By Alan Hatfield
Sovos Brands, Inc. (Nasdaq: SOVO) yesterday reported double-digit top line growth amid a challenging inflationary environment for a number of related costs.
Net sales in the first quarter rose 10.9% from a year earlier to $209.9 million, with the Rao’s brand leading the charge at 20% growth and positive contributions from the Michael Angelo’s and noosa brands.
Incremental raw material, packaging, logistics, and labor costs saw gross profit decrease to $53.9 million, or 12.7% lower versus the prior year, including higher slotting to support acceptance of the new line of noosa frozen yogurt gelato products. The decrease was partially offset by productivity initiatives rolled out by management.
Adjusted net income came in at $13.8 million, a decrease of 33.7% versus the prior year, spurred by aforementioned inflationary pressures, higher logistical costs, and greater slotting. Adjusted diluted earnings per share followed suit, coming in at $0.14 per share compared to $0.27 per share in the same period last year, notably impacted by a 31.7% increase year-on-year increase in the number of diluted shares outstanding as a result of the company’s September 2021 IPO.

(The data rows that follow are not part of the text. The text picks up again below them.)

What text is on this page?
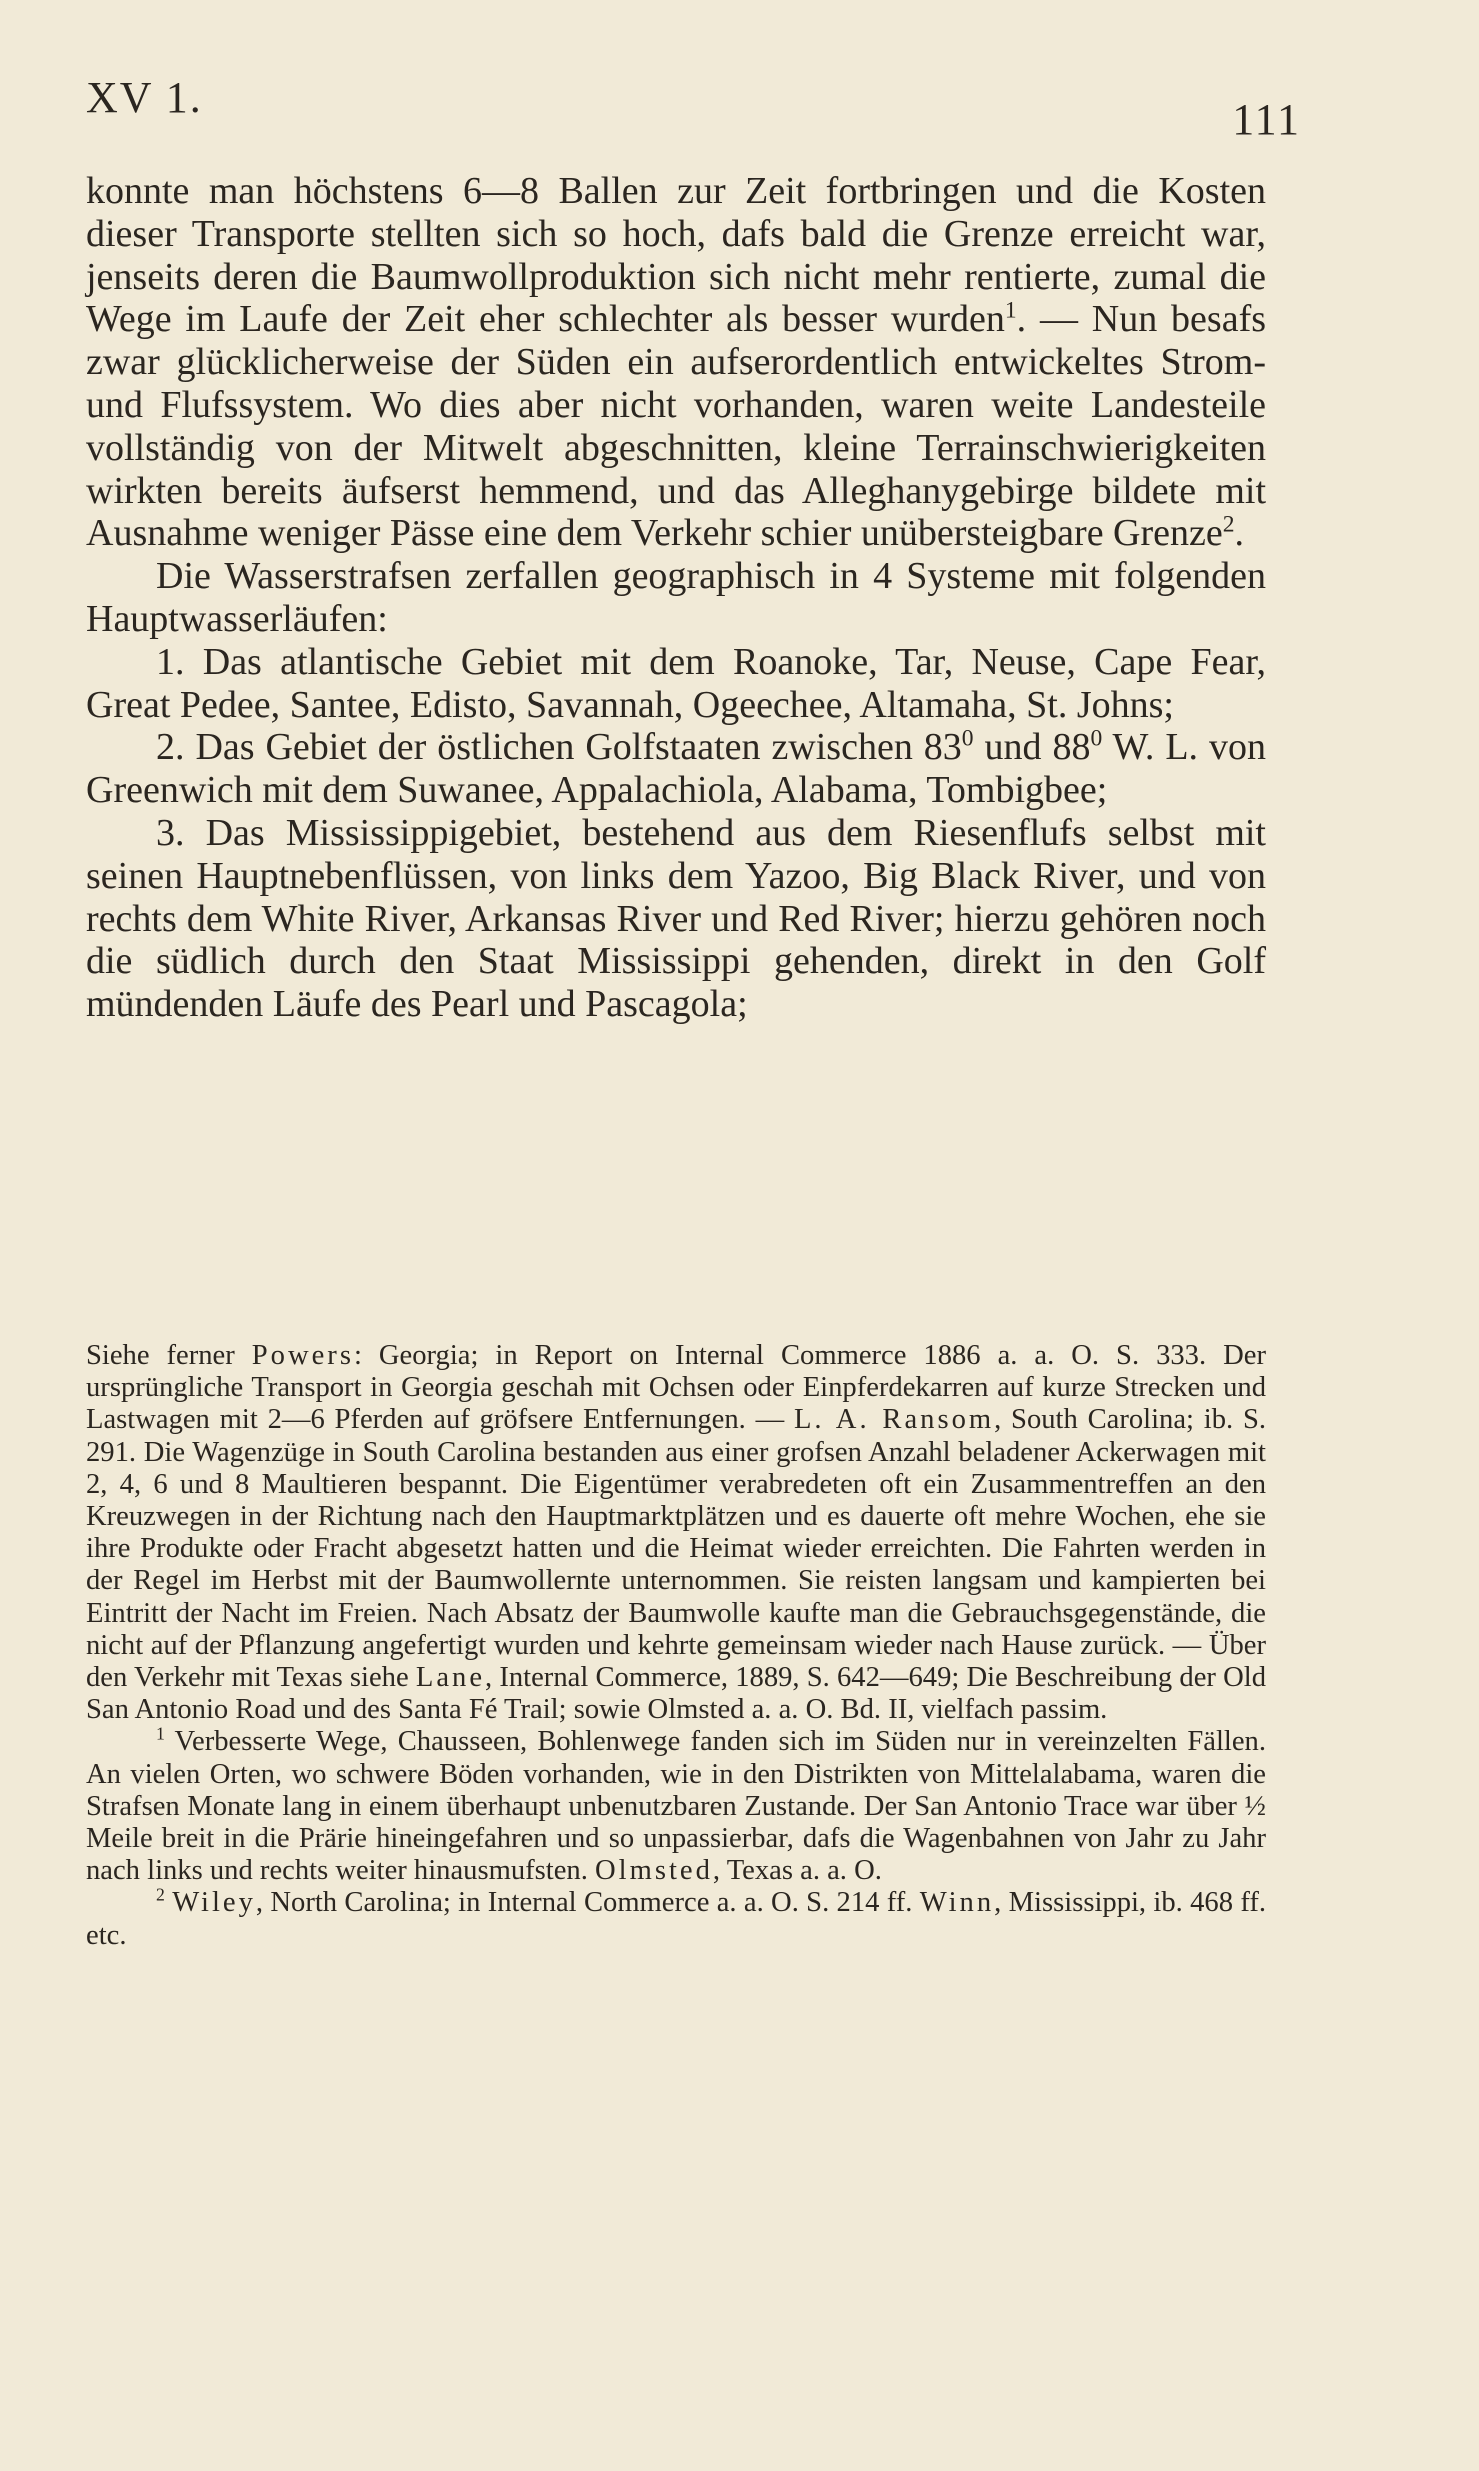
XV 1.	111

konnte man höchstens 6—8 Ballen zur Zeit fortbringen und die Kosten dieser Transporte stellten sich so hoch, dafs bald die Grenze erreicht war, jenseits deren die Baumwollproduktion sich nicht mehr rentierte, zumal die Wege im Laufe der Zeit eher schlechter als besser wurden$^1$. — Nun besafs zwar glücklicherweise der Süden ein aufserordentlich entwickeltes Strom- und Flufssystem. Wo dies aber nicht vorhanden, waren weite Landesteile vollständig von der Mitwelt abgeschnitten, kleine Terrainschwierigkeiten wirkten bereits äufserst hemmend, und das Alleghanygebirge bildete mit Ausnahme weniger Pässe eine dem Verkehr schier unübersteigbare Grenze$^2$.

Die Wasserstrafsen zerfallen geographisch in 4 Systeme mit folgenden Hauptwasserläufen:

1. Das atlantische Gebiet mit dem Roanoke, Tar, Neuse, Cape Fear, Great Pedee, Santee, Edisto, Savannah, Ogeechee, Altamaha, St. Johns;

2. Das Gebiet der östlichen Golfstaaten zwischen $83^0$ und $88^0$ W. L. von Greenwich mit dem Suwanee, Appalachiola, Alabama, Tombigbee;

3. Das Mississippigebiet, bestehend aus dem Riesenflufs selbst mit seinen Hauptnebenflüssen, von links dem Yazoo, Big Black River, und von rechts dem White River, Arkansas River und Red River; hierzu gehören noch die südlich durch den Staat Mississippi gehenden, direkt in den Golf mündenden Läufe des Pearl und Pascagola;

Siehe ferner Powers: Georgia; in Report on Internal Commerce 1886 a. a. O. S. 333. Der ursprüngliche Transport in Georgia geschah mit Ochsen oder Einpferdekarren auf kurze Strecken und Lastwagen mit 2—6 Pferden auf gröfsere Entfernungen. — L. A. Ransom, South Carolina; ib. S. 291. Die Wagenzüge in South Carolina bestanden aus einer grofsen Anzahl beladener Ackerwagen mit 2, 4, 6 und 8 Maultieren bespannt. Die Eigentümer verabredeten oft ein Zusammentreffen an den Kreuzwegen in der Richtung nach den Hauptmarktplätzen und es dauerte oft mehre Wochen, ehe sie ihre Produkte oder Fracht abgesetzt hatten und die Heimat wieder erreichten. Die Fahrten werden in der Regel im Herbst mit der Baumwollernte unternommen. Sie reisten langsam und kampierten bei Eintritt der Nacht im Freien. Nach Absatz der Baumwolle kaufte man die Gebrauchsgegenstände, die nicht auf der Pflanzung angefertigt wurden und kehrte gemeinsam wieder nach Hause zurück. — Über den Verkehr mit Texas siehe Lane, Internal Commerce, 1889, S. 642—649; Die Beschreibung der Old San Antonio Road und des Santa Fé Trail; sowie Olmsted a. a. O. Bd. II, vielfach passim.

$^1$ Verbesserte Wege, Chausseen, Bohlenwege fanden sich im Süden nur in vereinzelten Fällen. An vielen Orten, wo schwere Böden vorhanden, wie in den Distrikten von Mittelalabama, waren die Strafsen Monate lang in einem überhaupt unbenutzbaren Zustande. Der San Antonio Trace war über ½ Meile breit in die Prärie hineingefahren und so unpassierbar, dafs die Wagenbahnen von Jahr zu Jahr nach links und rechts weiter hinausmufsten. Olmsted, Texas a. a. O.

$^2$ Wiley, North Carolina; in Internal Commerce a. a. O. S. 214 ff. Winn, Mississippi, ib. 468 ff. etc.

“Against a robust year-ago sales comparison of over 40% net sales growth and unprecedented supply chain headwinds, I am pleased to announce another quarter of double-digit, top line growth, driven by continued, volume-led strength in our core businesses,” Todd Lachman, President and Chief Executive Officer, said in a statement. “With growth our top priority, we remain focused on growing household penetration via expanding distribution and awareness.”